Dès lors, les techniques d’interprétation juridique peuvent ne pas partir d’une situation pour parvenir à une solution, mais au contraire, elles partent d’une solution envisagée ou souhaitée pour rétroactivement justifier l’interprétation des textes juridiques qui la sous-tendent. L’interprétation juridique n’est alors qu’un habillage, un travestissement, une dissimulation d’une idéologie qui elle seule en réalité justifie la solution.

Les convictions personnelles des juristes jouent un rôle déterminant dans la manière dont ils interprètent les règles de droit. Par exemple, une personne avec des convictions progressistes peut interpréter les principes constitutionnels tels que l’égalité et la liberté individuelle d’une manière différente de quelqu’un avec des convictions conservatrices. Cette diversité d’interprétations met en lumière la subjectivité inhérente au processus d’interprétation juridique.

Section 3 : la neutralité n’existe pas

Lorsqu’il interprète une règle de droit un juriste, et tout particulièrement un juge car il détient si ce n’est la vie d’une personne entre ses mains au moins ses intérêts qui peuvent impacter, voire détruire, sa vie, devrait être neutre, terme auquel certains préfèreront substituer le terme impartial.

Mais cela ne peut être.

Les juges, avocats et autres professionnels du droit sont des individus avec leurs propres systèmes de valeurs, croyances et expériences qui peuvent inévitablement colorer leurs interprétations et décisions. Ceci est inévitable. Contester cet état de fait reviendrait à considérer la justice comme étant rendue par des êtres désincarnés.

Section 4 : L’idéologie et les décisions de justice

La présence section n’a pas vocation à lister de façon exhaustive des décisions de justice qui s’expliquent par la volonté de faire triompher une idéologie particulière tant elles sont fréquentes, voire omniprésentes, mais de donner seulement quelques exemples.

Si nous faisons du droit comparé nous pouvons citer l’affaire Brown v. Board of Education aux États-Unis, qui a radicalement changé la trajectoire de la déségrégation scolaire. L’idéologie des juges de la Cour suprême, affirmant l’inconstitutionnalité de la ségrégation raciale dans les écoles, a laissé une marque indélébile dans l’histoire de ce pays.

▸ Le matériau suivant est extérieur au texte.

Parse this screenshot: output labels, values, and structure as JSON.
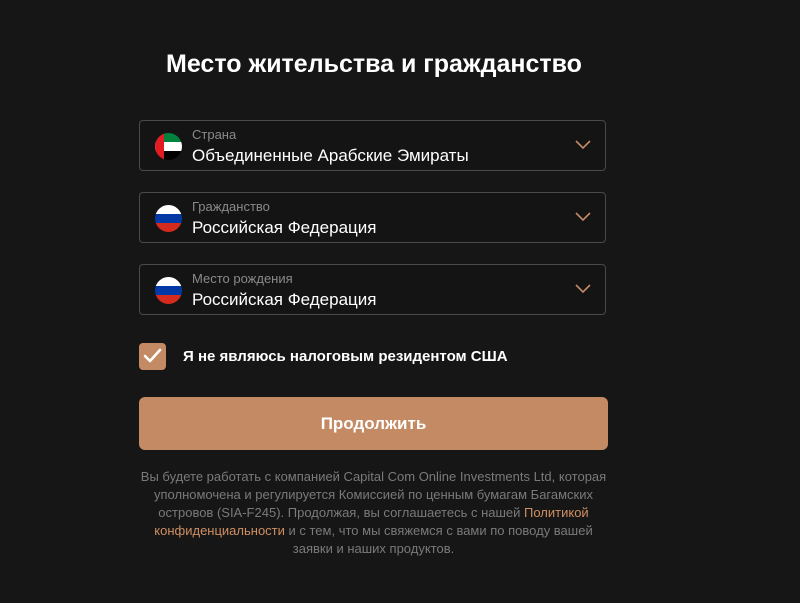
{
  "page": {
    "title": "Место жительства и гражданство"
  },
  "fields": {
    "country": {
      "label": "Страна",
      "value": "Объединенные Арабские Эмираты",
      "flag": "uae-flag"
    },
    "citizenship": {
      "label": "Гражданство",
      "value": "Российская Федерация",
      "flag": "russia-flag"
    },
    "birthplace": {
      "label": "Место рождения",
      "value": "Российская Федерация",
      "flag": "russia-flag"
    }
  },
  "tax_checkbox": {
    "checked": true,
    "label": "Я не являюсь налоговым резидентом США"
  },
  "continue_button": {
    "label": "Продолжить"
  },
  "disclaimer": {
    "text_before": "Вы будете работать с компанией Capital Com Online Investments Ltd, которая уполномочена и регулируется Комиссией по ценным бумагам Багамских островов (SIA-F245). Продолжая, вы соглашаетесь с нашей ",
    "link": "Политикой конфиденциальности",
    "text_after": " и с тем, что мы свяжемся с вами по поводу вашей заявки и наших продуктов."
  },
  "colors": {
    "background": "#161616",
    "accent": "#c38a63",
    "link": "#d08f62",
    "field_border": "#4a4a4a",
    "muted_text": "#7a7a7a"
  }
}
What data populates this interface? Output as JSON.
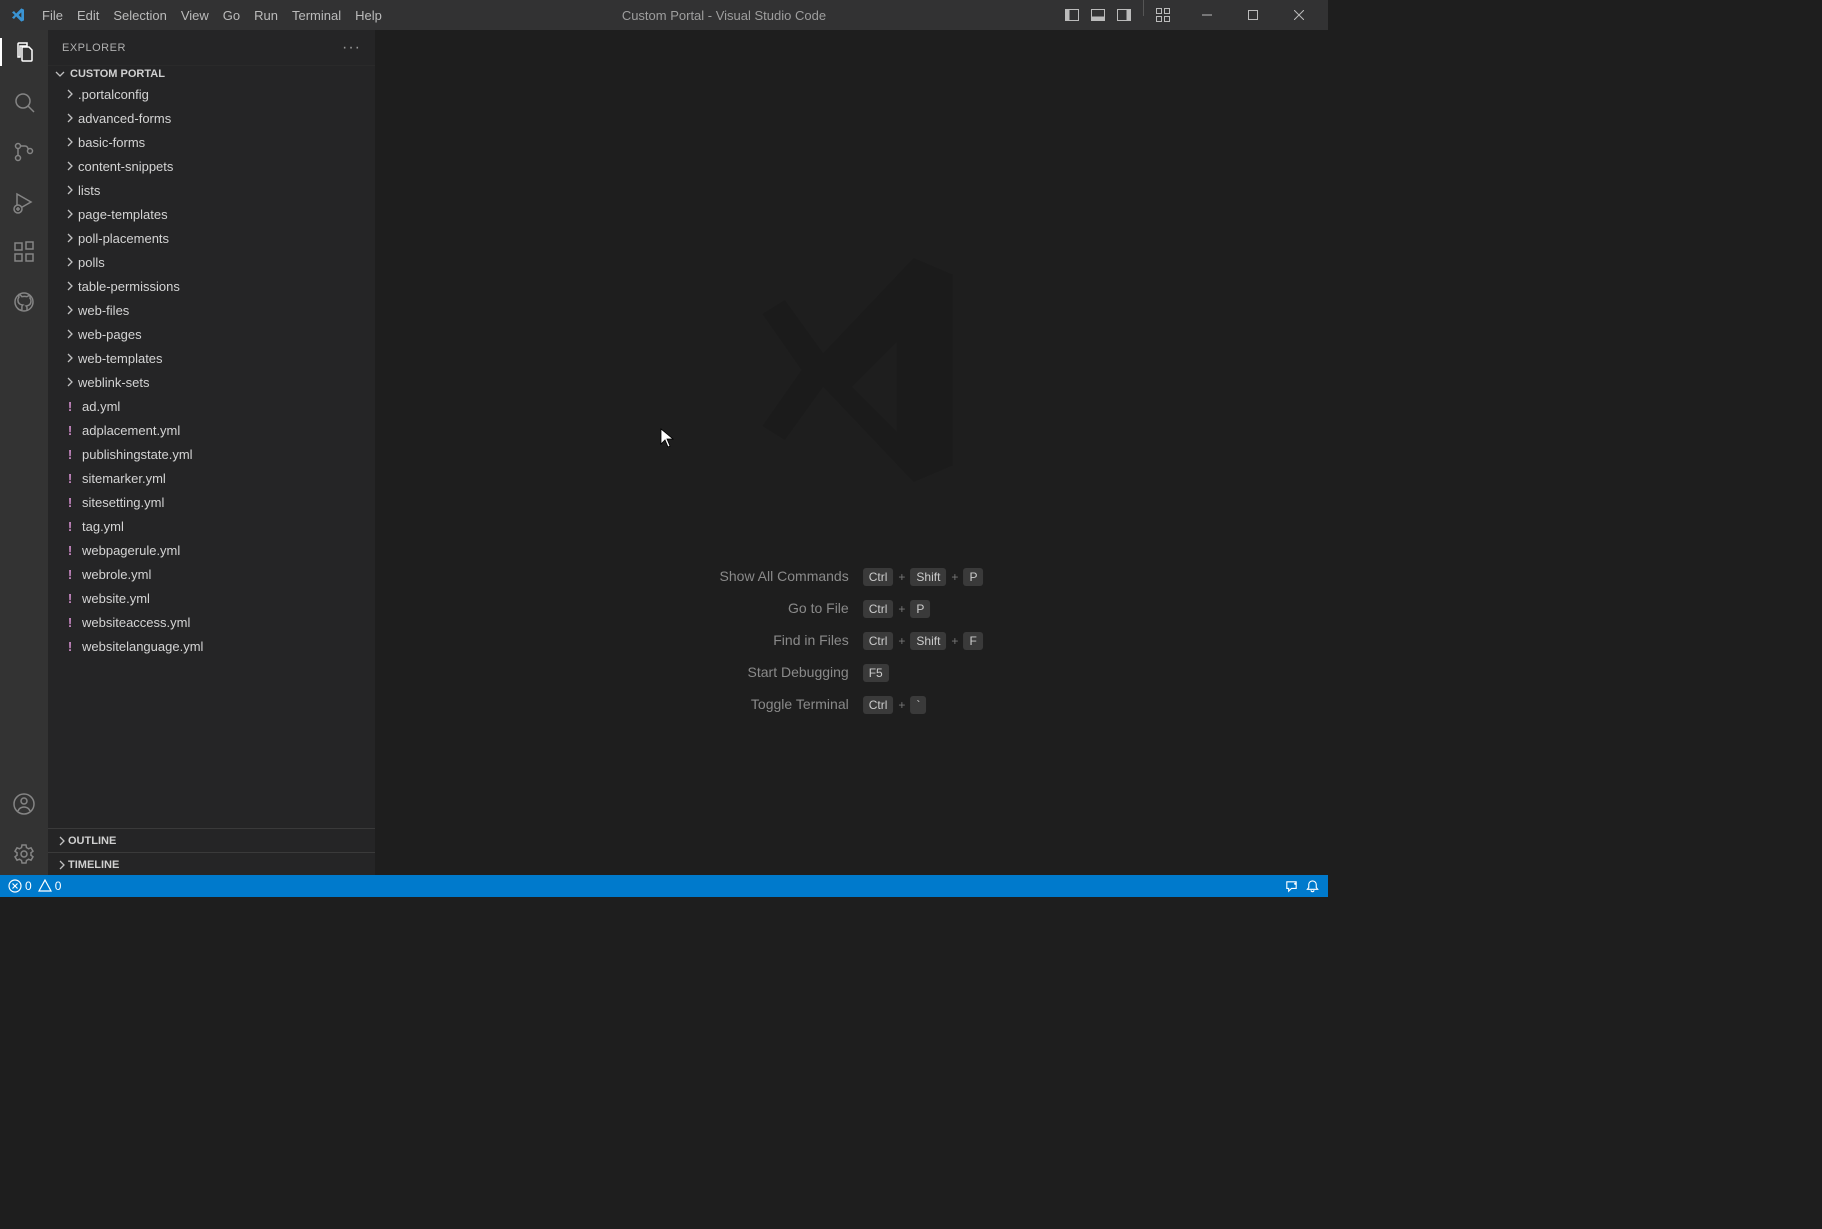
{
  "title": "Custom Portal - Visual Studio Code",
  "menubar": [
    "File",
    "Edit",
    "Selection",
    "View",
    "Go",
    "Run",
    "Terminal",
    "Help"
  ],
  "sidebar": {
    "header": "EXPLORER",
    "root": "CUSTOM PORTAL",
    "folders": [
      ".portalconfig",
      "advanced-forms",
      "basic-forms",
      "content-snippets",
      "lists",
      "page-templates",
      "poll-placements",
      "polls",
      "table-permissions",
      "web-files",
      "web-pages",
      "web-templates",
      "weblink-sets"
    ],
    "files": [
      "ad.yml",
      "adplacement.yml",
      "publishingstate.yml",
      "sitemarker.yml",
      "sitesetting.yml",
      "tag.yml",
      "webpagerule.yml",
      "webrole.yml",
      "website.yml",
      "websiteaccess.yml",
      "websitelanguage.yml"
    ],
    "outline": "OUTLINE",
    "timeline": "TIMELINE"
  },
  "shortcuts": [
    {
      "label": "Show All Commands",
      "keys": [
        "Ctrl",
        "Shift",
        "P"
      ]
    },
    {
      "label": "Go to File",
      "keys": [
        "Ctrl",
        "P"
      ]
    },
    {
      "label": "Find in Files",
      "keys": [
        "Ctrl",
        "Shift",
        "F"
      ]
    },
    {
      "label": "Start Debugging",
      "keys": [
        "F5"
      ]
    },
    {
      "label": "Toggle Terminal",
      "keys": [
        "Ctrl",
        "`"
      ]
    }
  ],
  "status": {
    "errors": "0",
    "warnings": "0"
  }
}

Plus près de nous, du moins géographiquement, l’affaire Louise Ménard, survenue à Château-Thierry en 1898, résonne comme un écho humaniste au sein du système judiciaire de l’époque. Face à une situation de détresse sociale, Louise Ménard, dans le dénuement le plus total, vole un pain pour nourrir sa famille affamée. Le juge Magnaud, président du tribunal de cette ville, décide de relaxer Louise Ménard. Cette décision n’était pas simplement la clémence d’un homme de loi, mais plutôt la reconnaissance d’une idéologie sous-jacente : l’humanisme. L’humanisme, dans le contexte de l’affaire Louise Ménard, s’exprime à travers la prise en compte des conditions de vie difficiles de l’accusée. Le juge Magnaud, en relaxant Louise Ménard, a implicitement reconnu que la priorité devait être accordée à la sauvegarde de la personne dans des situations de danger imminent. Cela a donné naissance à l’état de nécessité, que l’on retrouve actuellement à l’article 122-7 du code pénal, en ces termes : « n’est pas pénalement responsable la personne qui, face à un danger actuel ou imminent qui menace elle-même, autrui ou un bien, accomplit un acte nécessaire à la sauvegarde de la personne ou du bien, sauf s’il y a disproportion entre les moyens employés et la gravité de la menace ».

Contrairement à ce que l’on pourrait penser et même s’il n’existe pas en France d’arrêt de règlement par application de l’article 5 du code civil selon lequel « il est défendu aux juges de prononcer par voie de disposition générale et réglementaire sur les causes qui leur sont soumises » les décisions de justice lorsqu’elles font triompher une idéologie sont susceptibles d’avoir une influence radicale sur la société, ce qui est naturellement encore plus le cas lorsque la décision en cause est rendue par un organe aussi particulier que le conseil constitutionnel qui n’est bien évidemment pas soumis au respect de l’article 5 du code civil. Ainsi ceux qui rendent des décisions de justice peuvent ne pas vouloir limiter leur idéologie au dossier en cause mais peuvent désirer faire avancer leur calendrier pour imposer cette idéologie à la société toute entière.